My stride was perfect and if I would have been running my normal speed I never would have been able to do what I did. I’m still not sure how I did it. I just had this completely lucid moment where I realized that my left foot would plant by the front left corner of the car and if I swung my right leg in a scissor kick I might be able to jump on the hood of the car and minimize injury. Next thing I know, I’m on the hood of the car, we’ve travelled into the intersection and I hear the driver through his open window saying “oh my god, oh my god.” He’s smoking and I hate the cigarette smoke. A cop comes from out of nowhere and begins asking if I’m okay.
Am I okay? I feel fine. I can wiggle my fingers and toes (I’m so the child of a neurosurgeon) and my head didn’t hit anything. I’m actually just chilling, sitting on the hood of the car. My left ankle starts to sting and I realize I hit the ankle bone on the license plate holder or the bumper. My right hip hurts because that’s what I landed on. The driver is apologizing, the cop is asking everyone questions, traffic is starting to pile up because even though we’re in a quiet neighborhood, we’re in one of the bigger intersections. I feel like the next few minutes are chaos- they may or may not have been. Finally, as the cop stops asking me questions (he was annoyed that I wasn’t carrying ID which is ironic because Drake Well was sponsored by RoadID but the people who pulled the tags off my bib also ripped off my coupon!) and turns his attention to the driver, I notice that his car is parked half a block down and that he was the cop who drove by a few seconds before I was hit.
I asked the cop how he saw the accident since he had already driven past when I was hit. He said that when I was running through Bloomfield at the site of the first accident I had run by that he overheard one of the members of the crowd point me out as the girl who ran a marathon in Alaska for injured Marines. I wasn’t going to correct him. I didn’t see anyone I knew in the crowd and don’t know anyone who would have been in Bloomfield at that time of day, so I wonder if it was someone who recognized me from the newspaper (recently I’ve been meeting a bunch of peopel who remember me). The police office said that as he drove by me he saw my Semper Fi Fund shirt, and wanted to see who was crazy enough to run a marathon in Alaska. As he was looking back in his mirror to try to see my face he saw me get hit. He told me that he couldn’t believe how I avoided the car- I must be a gymnast or ninja. I’ll take ninja. Anyone who knows me knows that I am wildly ungraceful so I have no idea how my ninja skills came out, but I’ll take it.

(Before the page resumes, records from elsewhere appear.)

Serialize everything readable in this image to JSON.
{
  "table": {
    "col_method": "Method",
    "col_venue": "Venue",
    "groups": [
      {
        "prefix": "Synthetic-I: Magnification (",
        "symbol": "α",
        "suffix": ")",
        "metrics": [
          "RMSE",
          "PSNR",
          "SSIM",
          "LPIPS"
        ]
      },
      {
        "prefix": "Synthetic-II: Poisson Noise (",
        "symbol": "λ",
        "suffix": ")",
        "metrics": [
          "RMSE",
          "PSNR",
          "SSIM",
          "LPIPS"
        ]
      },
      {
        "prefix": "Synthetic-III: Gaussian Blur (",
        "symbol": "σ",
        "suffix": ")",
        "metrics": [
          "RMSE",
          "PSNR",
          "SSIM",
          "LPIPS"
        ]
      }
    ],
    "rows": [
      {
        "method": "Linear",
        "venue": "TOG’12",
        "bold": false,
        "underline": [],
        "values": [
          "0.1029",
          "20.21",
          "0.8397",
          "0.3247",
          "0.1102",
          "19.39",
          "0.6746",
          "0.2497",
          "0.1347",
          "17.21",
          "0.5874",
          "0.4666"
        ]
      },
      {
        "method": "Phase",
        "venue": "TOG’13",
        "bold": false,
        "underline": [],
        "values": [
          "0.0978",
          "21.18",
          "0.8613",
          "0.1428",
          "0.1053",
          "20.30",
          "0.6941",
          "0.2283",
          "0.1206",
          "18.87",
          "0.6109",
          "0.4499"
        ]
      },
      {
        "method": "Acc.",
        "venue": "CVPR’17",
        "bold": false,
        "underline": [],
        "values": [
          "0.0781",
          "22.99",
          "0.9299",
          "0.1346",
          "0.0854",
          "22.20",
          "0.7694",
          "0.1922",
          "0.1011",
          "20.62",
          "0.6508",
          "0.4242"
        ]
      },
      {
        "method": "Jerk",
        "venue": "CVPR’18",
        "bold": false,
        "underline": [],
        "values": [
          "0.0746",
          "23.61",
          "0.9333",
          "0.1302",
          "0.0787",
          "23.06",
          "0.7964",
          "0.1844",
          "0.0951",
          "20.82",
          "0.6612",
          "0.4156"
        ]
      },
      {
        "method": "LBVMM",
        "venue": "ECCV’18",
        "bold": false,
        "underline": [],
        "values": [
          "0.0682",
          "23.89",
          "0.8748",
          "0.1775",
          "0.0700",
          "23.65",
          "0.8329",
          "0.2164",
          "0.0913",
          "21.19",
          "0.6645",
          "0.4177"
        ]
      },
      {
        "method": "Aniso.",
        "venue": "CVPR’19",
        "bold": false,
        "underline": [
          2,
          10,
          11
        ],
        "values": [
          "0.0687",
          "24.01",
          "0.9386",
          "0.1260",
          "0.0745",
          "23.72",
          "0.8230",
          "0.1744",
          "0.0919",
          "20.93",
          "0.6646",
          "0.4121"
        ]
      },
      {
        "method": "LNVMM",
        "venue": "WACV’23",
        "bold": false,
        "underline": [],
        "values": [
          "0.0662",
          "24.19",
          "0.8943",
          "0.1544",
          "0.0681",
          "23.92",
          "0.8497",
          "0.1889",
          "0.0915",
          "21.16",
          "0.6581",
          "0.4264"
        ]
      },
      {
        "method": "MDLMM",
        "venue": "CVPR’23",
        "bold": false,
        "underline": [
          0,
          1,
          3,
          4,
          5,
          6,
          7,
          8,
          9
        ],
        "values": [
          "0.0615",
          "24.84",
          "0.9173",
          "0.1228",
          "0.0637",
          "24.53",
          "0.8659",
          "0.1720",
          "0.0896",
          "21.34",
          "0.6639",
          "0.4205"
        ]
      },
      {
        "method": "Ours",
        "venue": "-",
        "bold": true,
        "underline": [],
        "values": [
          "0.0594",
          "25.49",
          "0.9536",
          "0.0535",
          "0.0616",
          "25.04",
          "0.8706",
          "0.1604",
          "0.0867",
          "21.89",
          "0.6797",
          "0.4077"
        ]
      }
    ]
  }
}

When I finally got home, I walked in and Andy ran to the door, like he always does, to greet me. I bent down to pet him, feeling kind of stiff but definitely not like I’d been hit by a ton of metal, and he began to play with my shoelaces like we always do when I get back from a run. For some reason, interacting with Andy made the whole experience hit me like a ton of bricks. If I were running slower, if the driver hadn’t slowed down, if it would have been an SUV and not a car- any number of variables could have lead to a much worse outcome and possibly to me not coming home to my favorite little guy. Really scary but it makes me wildly thankful. I just got off the phone with my little brother who says that I've met my quota of almost really bad injuries (broken hand, heart arrythmia, hit by a car) and hopefully I'm done for the year! I hope so, too!! I have so earned my vacation in two weeks- if I survive that long!